Kalau tahu yang namanya frostbite alias yang tiba-tiba mati rasa karena dingin, nah kurang lebih mungkin itulah aku yang biasanya bisa jumpalitan nggak berhenti, sekarang tiba-tiba kalem dan gemeteran. Aku tidak bisa merasakan kakiku menjejak tanah. Senyumnya Mas Radit membuatku lumer selumer-lumernya, di sisi lain sentuhannya di bahuku membuatku membeku. Sepersekian detik aku kehilangan kemampuanku untuk merasakan.

Aku berjalan dengan hati berbunga-bunga, lebih dari sekedar menang lotere. Jackpot! Senyumnya memang seindah itu. Belum lagi seragam jas hitam dan dasi merahnya yang dandy.

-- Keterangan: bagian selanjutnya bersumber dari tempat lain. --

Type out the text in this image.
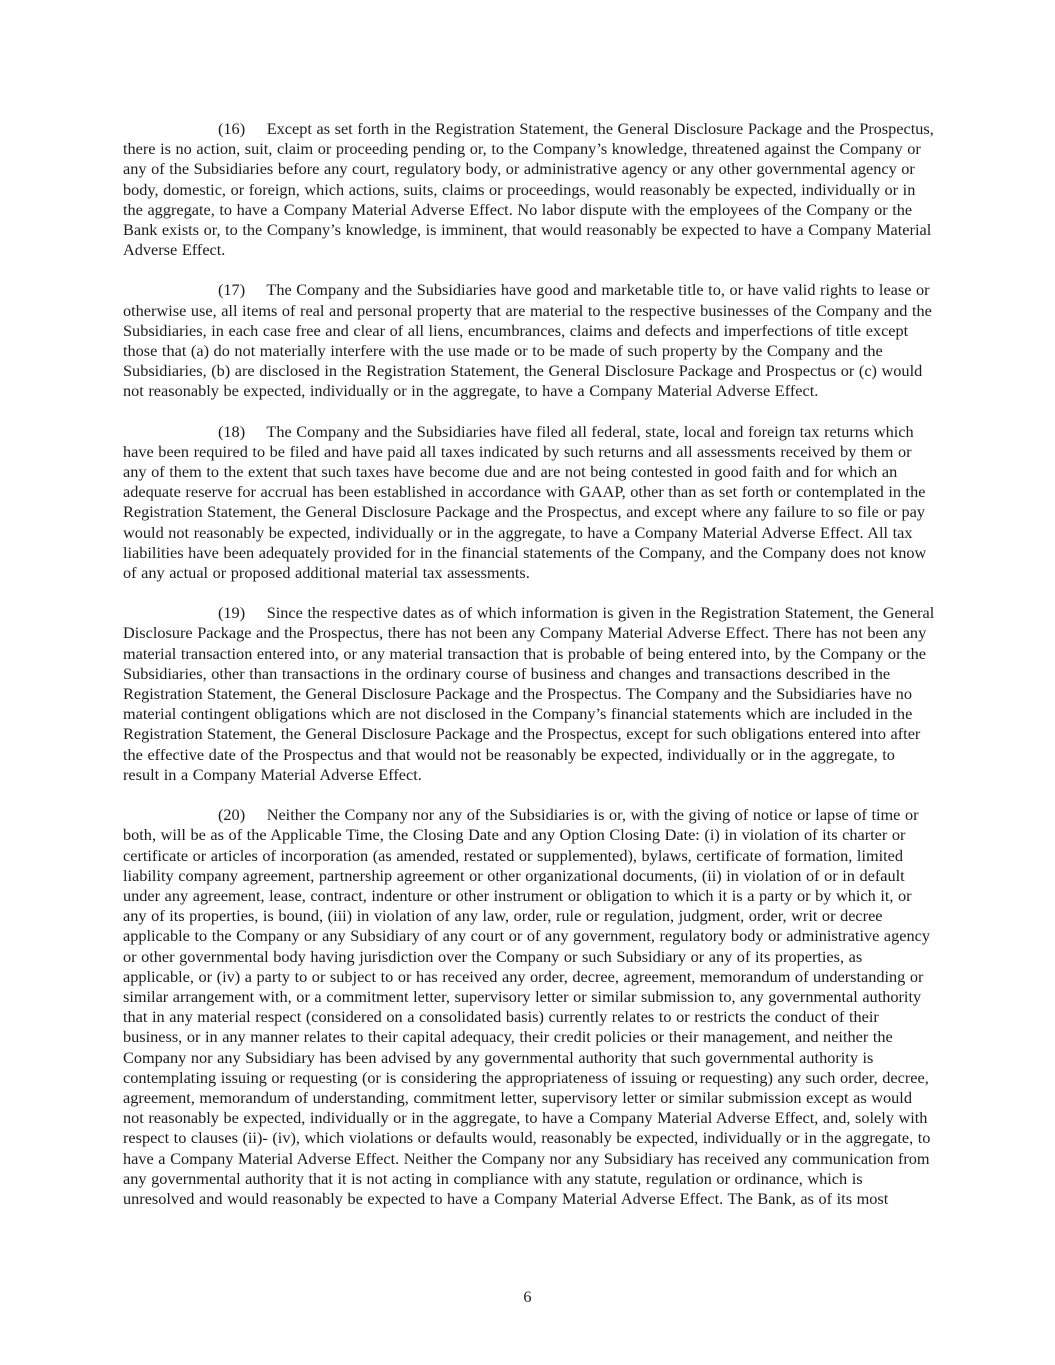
(16) Except as set forth in the Registration Statement, the General Disclosure Package and the Prospectus, there is no action, suit, claim or proceeding pending or, to the Company’s knowledge, threatened against the Company or any of the Subsidiaries before any court, regulatory body, or administrative agency or any other governmental agency or body, domestic, or foreign, which actions, suits, claims or proceedings, would reasonably be expected, individually or in the aggregate, to have a Company Material Adverse Effect. No labor dispute with the employees of the Company or the Bank exists or, to the Company’s knowledge, is imminent, that would reasonably be expected to have a Company Material Adverse Effect.

(17) The Company and the Subsidiaries have good and marketable title to, or have valid rights to lease or otherwise use, all items of real and personal property that are material to the respective businesses of the Company and the Subsidiaries, in each case free and clear of all liens, encumbrances, claims and defects and imperfections of title except those that (a) do not materially interfere with the use made or to be made of such property by the Company and the Subsidiaries, (b) are disclosed in the Registration Statement, the General Disclosure Package and Prospectus or (c) would not reasonably be expected, individually or in the aggregate, to have a Company Material Adverse Effect.

(18) The Company and the Subsidiaries have filed all federal, state, local and foreign tax returns which have been required to be filed and have paid all taxes indicated by such returns and all assessments received by them or any of them to the extent that such taxes have become due and are not being contested in good faith and for which an adequate reserve for accrual has been established in accordance with GAAP, other than as set forth or contemplated in the Registration Statement, the General Disclosure Package and the Prospectus, and except where any failure to so file or pay would not reasonably be expected, individually or in the aggregate, to have a Company Material Adverse Effect. All tax liabilities have been adequately provided for in the financial statements of the Company, and the Company does not know of any actual or proposed additional material tax assessments.

(19) Since the respective dates as of which information is given in the Registration Statement, the General Disclosure Package and the Prospectus, there has not been any Company Material Adverse Effect. There has not been any material transaction entered into, or any material transaction that is probable of being entered into, by the Company or the Subsidiaries, other than transactions in the ordinary course of business and changes and transactions described in the Registration Statement, the General Disclosure Package and the Prospectus. The Company and the Subsidiaries have no material contingent obligations which are not disclosed in the Company’s financial statements which are included in the Registration Statement, the General Disclosure Package and the Prospectus, except for such obligations entered into after the effective date of the Prospectus and that would not be reasonably be expected, individually or in the aggregate, to result in a Company Material Adverse Effect.

(20) Neither the Company nor any of the Subsidiaries is or, with the giving of notice or lapse of time or both, will be as of the Applicable Time, the Closing Date and any Option Closing Date: (i) in violation of its charter or certificate or articles of incorporation (as amended, restated or supplemented), bylaws, certificate of formation, limited liability company agreement, partnership agreement or other organizational documents, (ii) in violation of or in default under any agreement, lease, contract, indenture or other instrument or obligation to which it is a party or by which it, or any of its properties, is bound, (iii) in violation of any law, order, rule or regulation, judgment, order, writ or decree applicable to the Company or any Subsidiary of any court or of any government, regulatory body or administrative agency or other governmental body having jurisdiction over the Company or such Subsidiary or any of its properties, as applicable, or (iv) a party to or subject to or has received any order, decree, agreement, memorandum of understanding or similar arrangement with, or a commitment letter, supervisory letter or similar submission to, any governmental authority that in any material respect (considered on a consolidated basis) currently relates to or restricts the conduct of their business, or in any manner relates to their capital adequacy, their credit policies or their management, and neither the Company nor any Subsidiary has been advised by any governmental authority that such governmental authority is contemplating issuing or requesting (or is considering the appropriateness of issuing or requesting) any such order, decree, agreement, memorandum of understanding, commitment letter, supervisory letter or similar submission except as would not reasonably be expected, individually or in the aggregate, to have a Company Material Adverse Effect, and, solely with respect to clauses (ii)- (iv), which violations or defaults would, reasonably be expected, individually or in the aggregate, to have a Company Material Adverse Effect. Neither the Company nor any Subsidiary has received any communication from any governmental authority that it is not acting in compliance with any statute, regulation or ordinance, which is unresolved and would reasonably be expected to have a Company Material Adverse Effect. The Bank, as of its most

6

"Sudah menghalunya?" Suara itu kembali menggangguku. Aku mengernyit ketika sepasang tangan menarikku ke pinggir. "Sini. Kau lebih baik menunggu di ruangan beliau. Beliau ingin berbicara denganmu secara pribadi."

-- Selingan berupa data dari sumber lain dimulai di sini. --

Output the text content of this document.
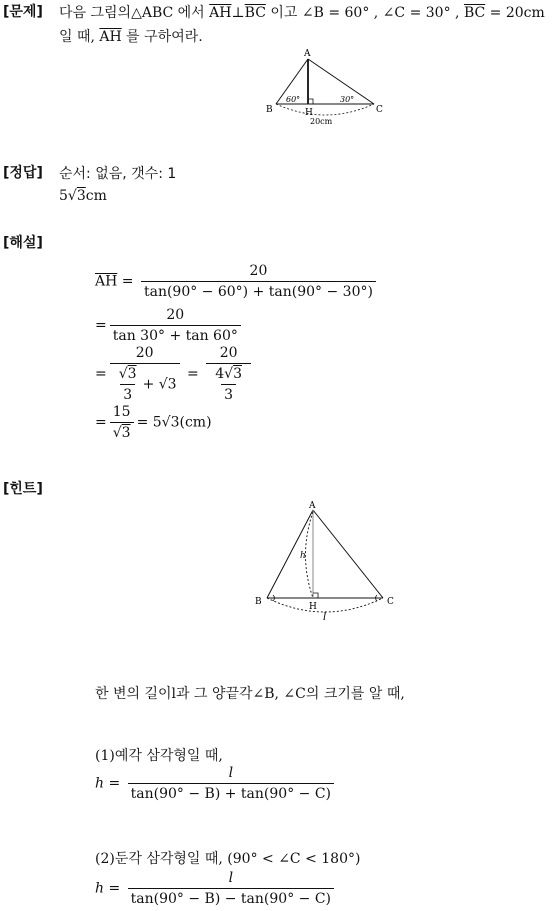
[문제] 다음 그림의△ABC 에서 $\overline{AH}\perp\overline{BC}$ 이고 ∠B = 60° , ∠C = 30° , $\overline{BC} = 20cm$
일 때, $\overline{AH}$ 를 구하여라.
A
B	C
H
60°	30°
20cm
[정답] 순서: 없음, 갯수: 1
5√3cm
[해설]
$\overline{AH} = \frac{20}{\tan(90^\circ - 60^\circ) + \tan(90^\circ - 30^\circ)}$
= $\frac{20}{\tan 30^\circ + \tan 60^\circ}$
= $\frac{20}{\frac{√3}{3} + √3} = \frac{20}{\frac{4√3}{3}}$
= $\frac{15}{√3} = 5√3(cm)$
[힌트]
A
B	C
H
h
l
한 변의 길이l과 그 양끝각∠B, ∠C의 크기를 알 때,
(1)예각 삼각형일 때,
$h = \frac{l}{\tan(90^\circ - B) + \tan(90^\circ - C)}$
(2)둔각 삼각형일 때, (90° < ∠C < 180°)
$h = \frac{l}{\tan(90^\circ - B) - \tan(90^\circ - C)}$
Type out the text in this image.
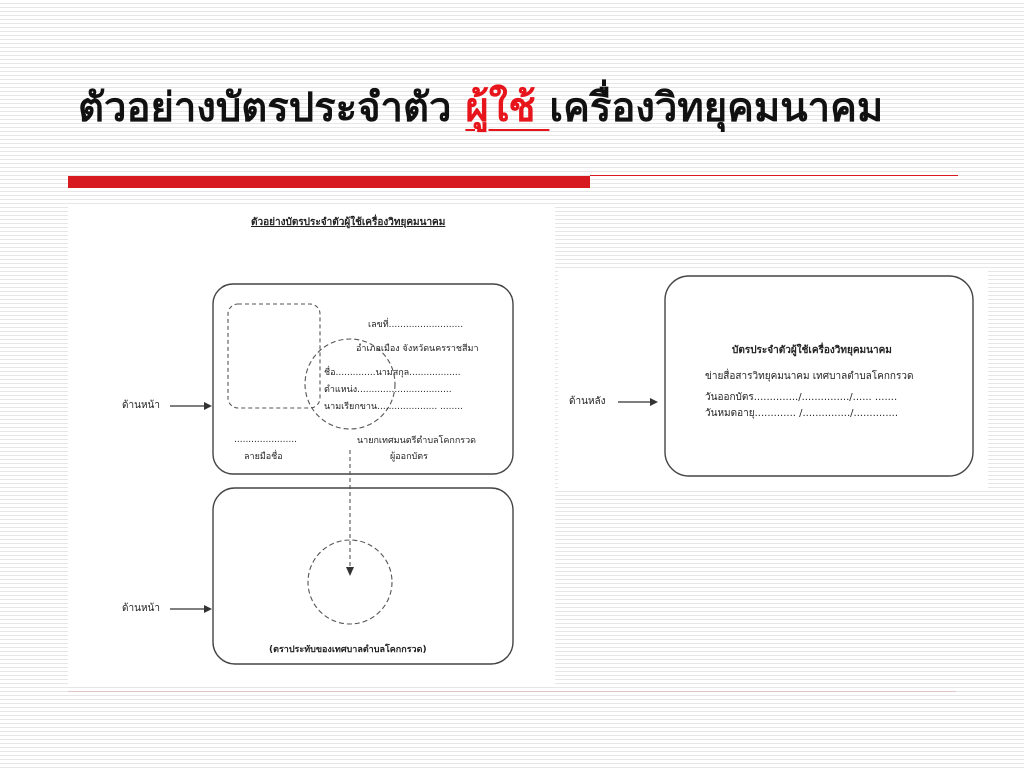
ตัวอย่างบัตรประจำตัว ผู้ใช้ เครื่องวิทยุคมนาคม
ตัวอย่างบัตรประจำตัวผู้ใช้เครื่องวิทยุคมนาคม
เลขที่..........................
อำเภอเมือง จังหวัดนครราชสีมา
ชื่อ..............นามสกุล..................
ตำแหน่ง.................................
นามเรียกขาน..................... ........
......................
ลายมือชื่อ
นายกเทศมนตรีตำบลโคกกรวด
ผู้ออกบัตร
(ตราประทับของเทศบาลตำบลโคกกรวด)
ด้านหน้า
ด้านหน้า
ด้านหลัง
บัตรประจำตัวผู้ใช้เครื่องวิทยุคมนาคม
ข่ายสื่อสารวิทยุคมนาคม เทศบาลตำบลโคกกรวด
วันออกบัตร............../.............../...... .......
วันหมดอายุ............. /.............../..............
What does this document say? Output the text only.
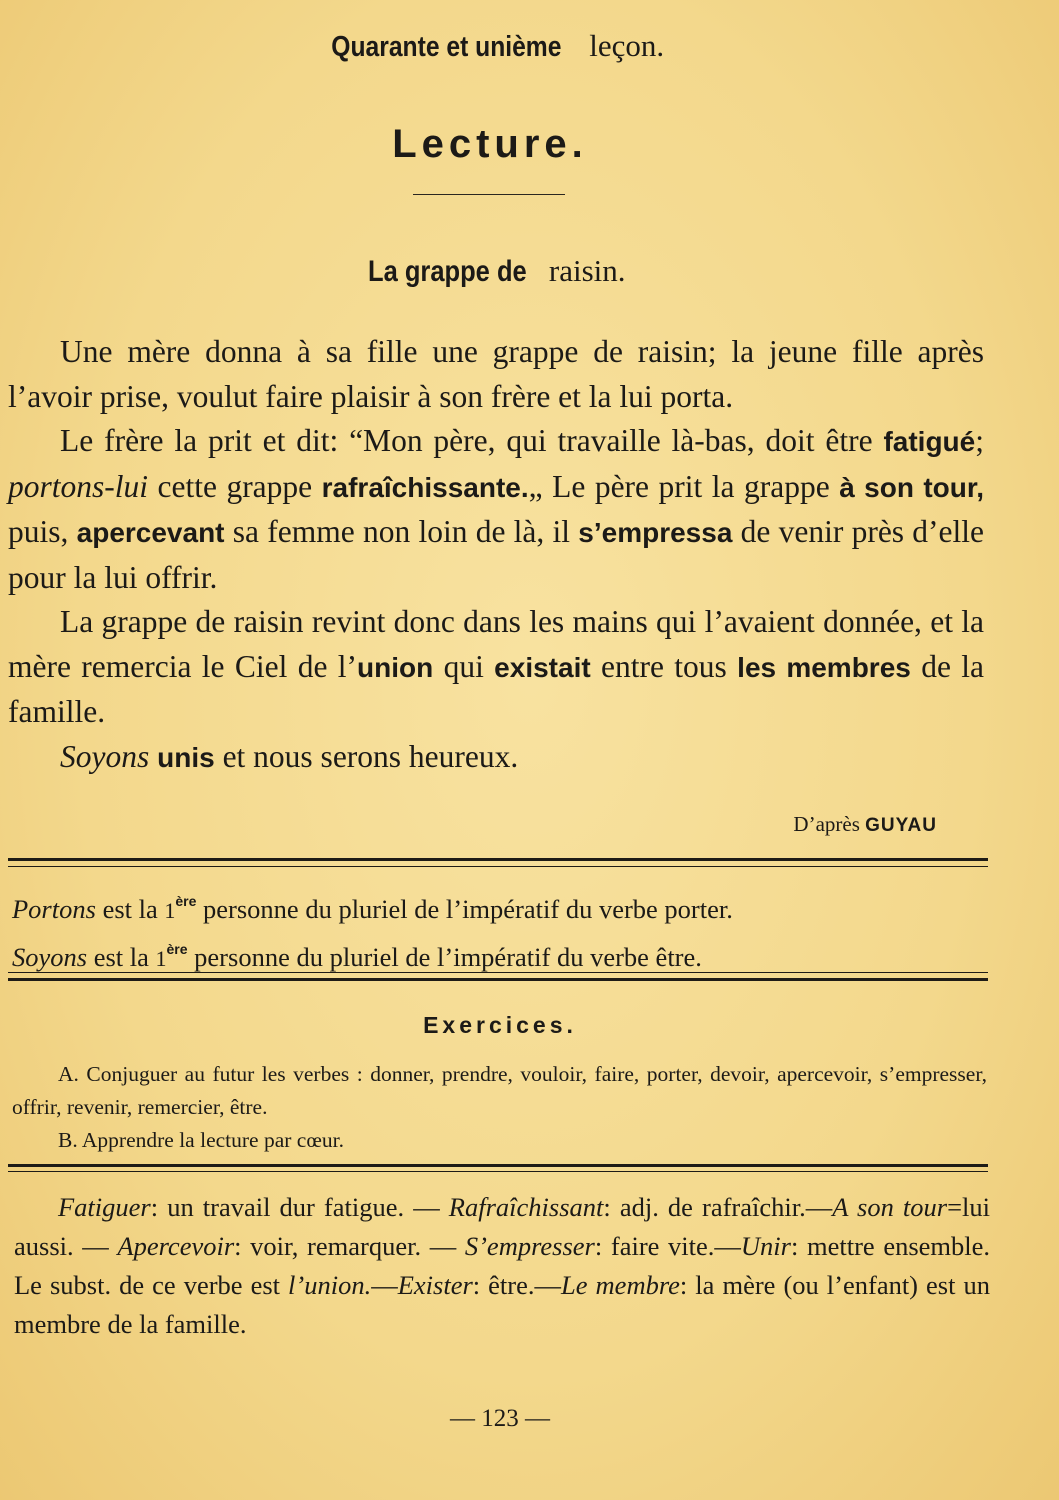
Quarante et unième leçon.
Lecture.
La grappe de raisin.

Une mère donna à sa fille une grappe de raisin; la jeune fille après l’avoir prise, voulut faire plaisir à son frère et la lui porta.

Le frère la prit et dit: “Mon père, qui travaille là-bas, doit être fatigué; portons-lui cette grappe rafraîchissante.„ Le père prit la grappe à son tour, puis, apercevant sa femme non loin de là, il s’empressa de venir près d’elle pour la lui offrir.

La grappe de raisin revint donc dans les mains qui l’avaient donnée, et la mère remercia le Ciel de l’union qui existait entre tous les membres de la famille.

Soyons unis et nous serons heureux.

D’après GUYAU
Portons est la 1ère personne du pluriel de l’impératif du verbe porter.
Soyons est la 1ère personne du pluriel de l’impératif du verbe être.
Exercices.

A. Conjuguer au futur les verbes : donner, prendre, vouloir, faire, porter, devoir, apercevoir, s’empresser, offrir, revenir, remercier, être.

B. Apprendre la lecture par cœur.

Fatiguer: un travail dur fatigue. — Rafraîchissant: adj. de rafraîchir.—A son tour=lui aussi. — Apercevoir: voir, remarquer. — S’empresser: faire vite.—Unir: mettre ensemble. Le subst. de ce verbe est l’union.—Exister: être.—Le membre: la mère (ou l’enfant) est un membre de la famille.

— 123 —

Aku jelas terbelalak. "Hah? Aku? Beliau? Siapa?"

Reza berdecak tidak sabar. "Kau ini.. Tidak berubah sama sekali lemotnya.. Beliau, Mas Bupati. Kamu diminta menunggu di kantor beliau. Ada proyek yang hendak diberikan kepada setiap pemenang "Creative Youth Award". Jelas sampai sini?"

Reza menggoyang sedikit bahuku, kedua matanya menatapku erat-erat. Aku melirik ke arah kedua tangannya yang berada di pundakku bergantian. Tidak ada cincin dimanapun. Ah mungkin dia tidak akan memakai cincin itu karena sedang bertugas.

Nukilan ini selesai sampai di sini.